Archive for August, 2012

Rum Balls

rum-kahalua balls

1 10-oz package Vanilla Wafers, finely crushed

1/2 cups powdered sugar

2 tbsp cocoa powder

2 tbsp honey (or corn syrup – but I prefer honey)

1/4 cup rum


Combine all ingredients until they hold together.  Add more rum if necessary.

Form into 1 inch balls.


Top with  your choice of:

Melted chocolate (white or dark)

Powdered Sugar

Cocoa Powder

finely chopped nuts

Marshmallow Fondant

1/4 cup butter

1 (16 oz) package mini marshmallows

4 tbsp water

1 tsp vanilla

2 lbs powdered sugar, divided


Place marshmallows in a large microwave safe bowl, microwave on high for 30 seconds – 1 minute.  Carefully stir the water and vanilla into the hot marshmallows until smooth.  Slowly beat in powdered sugar, 1 cup at a time until a sticky dough is formed.  Reserve 1 cup powdered sugar for kneading.

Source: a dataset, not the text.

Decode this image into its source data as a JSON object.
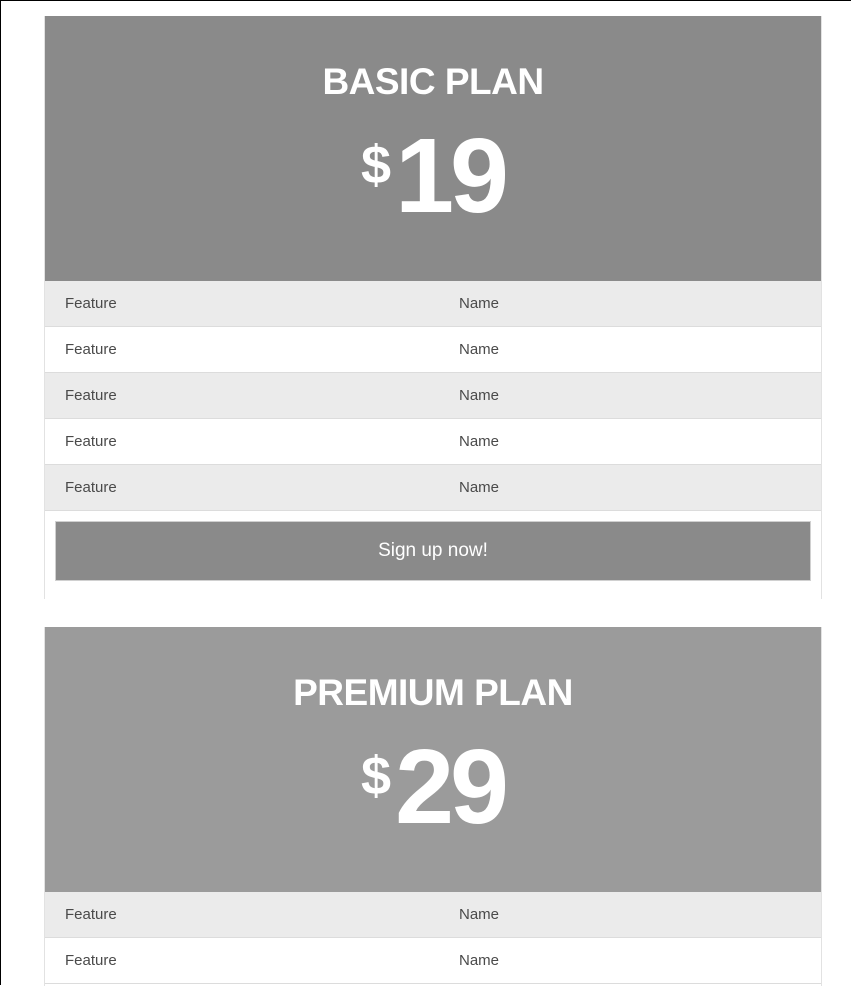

Rub hands with butter and knead dough, it will become pliable as you knead.  Turn dough out onto a powdered sugar dusted surface and continue to knead until the fondant is smooth and no longer sticky to the touch.  ( 5 – 10 minutes)  Form into a ball, store in air tight container or plastic wrap and refrigerate over night.

To use, bring fondant to room temperature and roll out on surface dusted with powdered sugar.


Add flavor oils and/or food color when you add the water & vanilla.

Cinnamon Coffee Cake Muffins

2 1/2 cups flour, divided

1/2 cup firmly packed brown sugar

2 tsp ground cinnamon, divided

14 tblsp butter, cut into pieces, softened, divided

1 tblsp baking powder

1/2 tsp salt

3/4 cup sugar

2 large eggs, room temperature

3/4 cup milk

1/2 tsp vanilla extract


Combine 1/2 cup flour, brown sugar and 1/2 tsp cinnamon in small bowl.  Cut in 4 tblsp butter until streusel is crumbly, set aside.

Sift together 2 cups flour, 1 1/2 tsp cinnamon, baking powder, and salt in medium bowl.  Mix sugar and 10 tblsp butter in a separate bowl.  Beat eggs, 1 at a time into butter mixture until well blended.  Add flour mixture alternately with milk, mixing until smooth.   Add vanilla.

Divide evenly among lined muffin pans, sprinkle top of muffin batter with streusel topping.

Bake at 350 degrees for 20 – 25 minutes.